RetrocesoA&ONº 273/20-IX-2001SumarioCriteriosContinuar
Injustificable

Cuando Occidente parece inclinarse a unas formas de aislamiento creciente y egoísta, y Oriente, a su vez, parece ignorar por motivos discutibles su deber de cooperación para aliviar la miseria de los pueblos, uno se encuentra no sólo ante una traición de las legítimas esperanzas de la Humanidad con consecuencias imprevisibles, sino ante una defección verdadera y propia respecto de una obligación moral.

Las consecuencias de este estado de cosas se manifiestan en el acentuarse de una plaga típica y reveladora de los desequilibrios y conflictos del mundo contemporáneo: los millones de refugiados, a quienes las guerras, calamidades naturales, persecuciones y discriminaciones de todo tipo han hecho perder casa, trabajo, familia y patria.

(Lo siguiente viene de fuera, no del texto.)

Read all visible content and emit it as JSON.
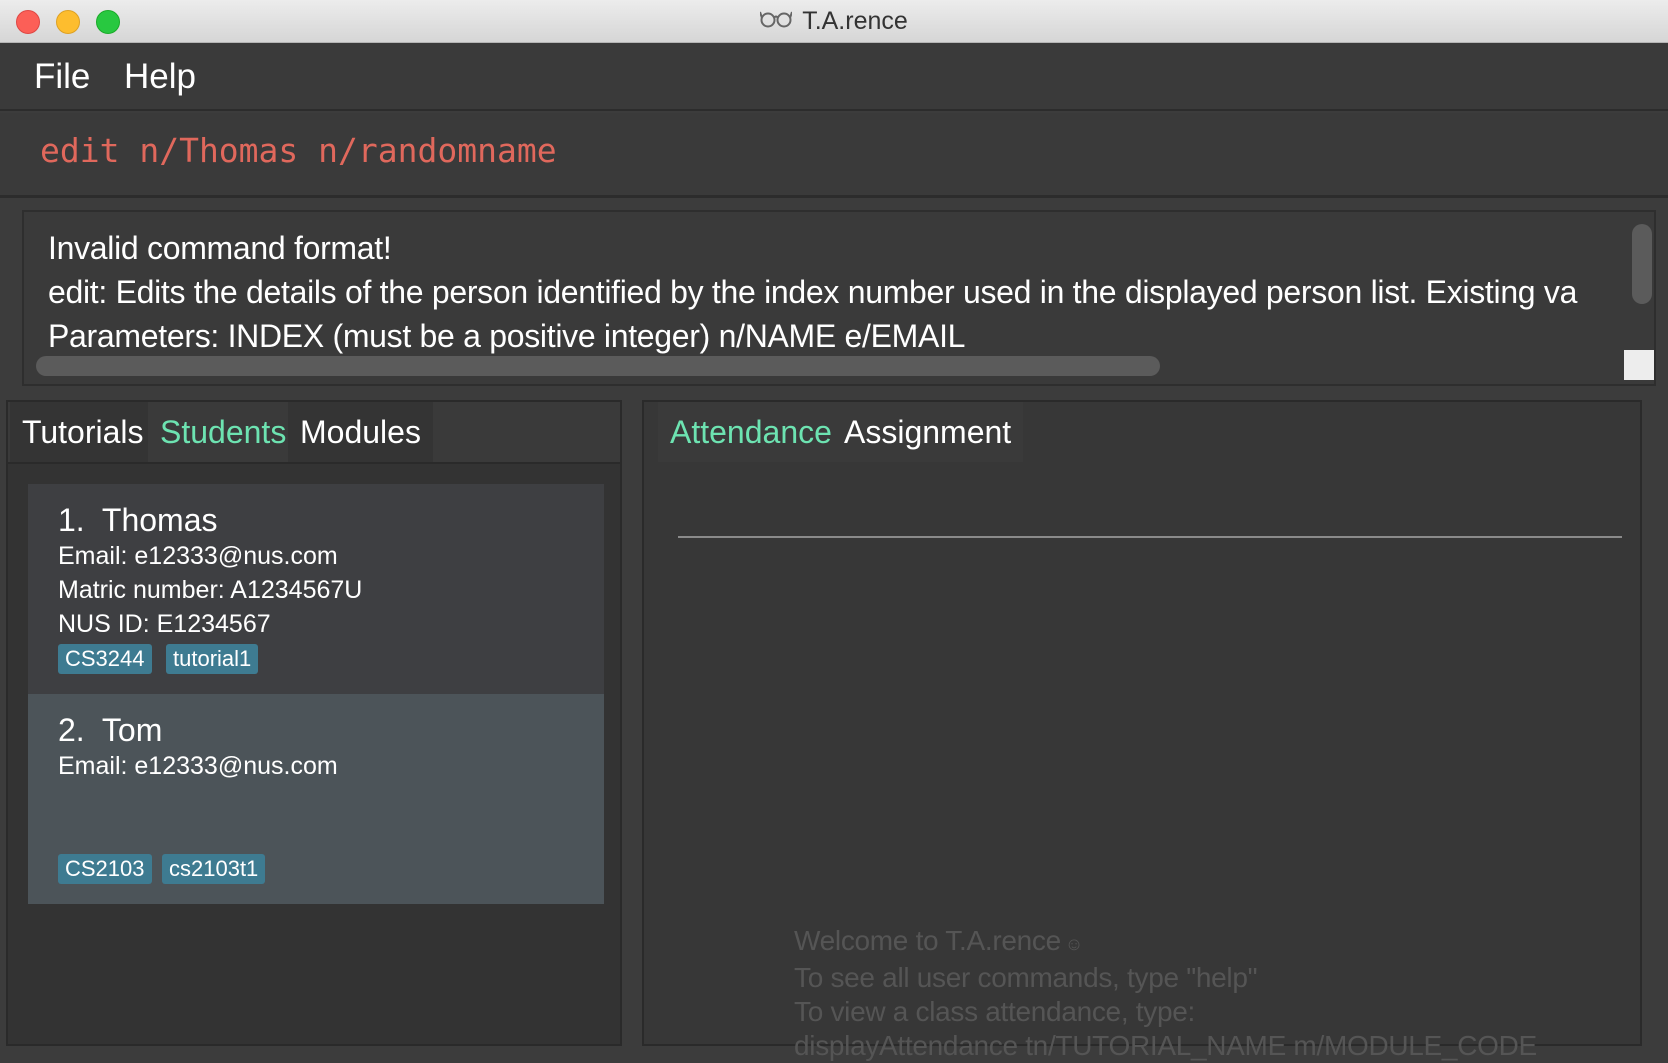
{
  "window": {
    "title": "T.A.rence",
    "title_icon": "glasses-icon"
  },
  "menu": {
    "file_label": "File",
    "help_label": "Help"
  },
  "command_box": {
    "value": "edit n/Thomas n/randomname",
    "text_color": "#e0685c"
  },
  "result_display": {
    "lines": [
      "Invalid command format!",
      "edit: Edits the details of the person identified by the index number used in the displayed person list. Existing va",
      "Parameters: INDEX (must be a positive integer) n/NAME e/EMAIL"
    ]
  },
  "left_tabs": {
    "items": [
      {
        "label": "Tutorials",
        "selected": false
      },
      {
        "label": "Students",
        "selected": true
      },
      {
        "label": "Modules",
        "selected": false
      }
    ]
  },
  "students": [
    {
      "index": "1.",
      "name": "Thomas",
      "email": "Email: e12333@nus.com",
      "matric": "Matric number: A1234567U",
      "nusid": "NUS ID: E1234567",
      "tags": [
        "CS3244",
        "tutorial1"
      ]
    },
    {
      "index": "2.",
      "name": "Tom",
      "email": "Email: e12333@nus.com",
      "tags": [
        "CS2103",
        "cs2103t1"
      ]
    }
  ],
  "right_tabs": {
    "items": [
      {
        "label": "Attendance",
        "selected": true
      },
      {
        "label": "Assignment",
        "selected": false
      }
    ]
  },
  "welcome": {
    "lines": [
      "Welcome to T.A.rence",
      "To see all user commands, type \"help\"",
      "To view a class attendance, type:",
      "displayAttendance tn/TUTORIAL_NAME m/MODULE_CODE"
    ],
    "icon": "smile-icon"
  },
  "colors": {
    "selected_tab": "#6de3b1",
    "tag_bg": "#3e7b91",
    "error_command": "#e0685c"
  }
}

Tampoco se pueden cerrar los ojos a otra dolorosa plaga del mundo actual: el fenómeno del terrorismo, entendido como propósito de matar y destruir indistintamente hombres y bienes, y crear precisamente un clima de terror y de inseguridad. Aun cuando se aduce como motivación de esta actuación inhumana cualquier ideología o la creación de una sociedad mejor, los actos de terrorismo nunca son justificables. Pero mucho menos lo son cuando, como sucede hoy, tales decisiones y actos, que a veces llegan a verdaderas mortandades, ciertos secuestros de personas inocentes y alejadas a los conflictos, se proponen un fin propagandísticos a favor de la propia causa. Ante tanto horror y tanto sufrimiento siguen siendo siempre válidas las palabras que pronuncié hace algunos años y que quisiera repetir una vez más: «El cristianismo prohíbe ... el recurso a las vías del odio, al asesinato de personas indefensas y a los métodos del terrorismo» (Solicitudo rei socialis).

- Los grupos extremistas, que tratan de resolver las controversias por medio de las armas, encuentran fácilmente apoyos políticos y militares, son armados y adiestrados para la guerra, mientras que quienes se esfuerzan por encontrar soluciones pacíficas y humanas, respetuosas para con los legítimos intereses de todas las partes, permanecen aislados y caen a menudo víctima de sus adversarios (Centesimus annus).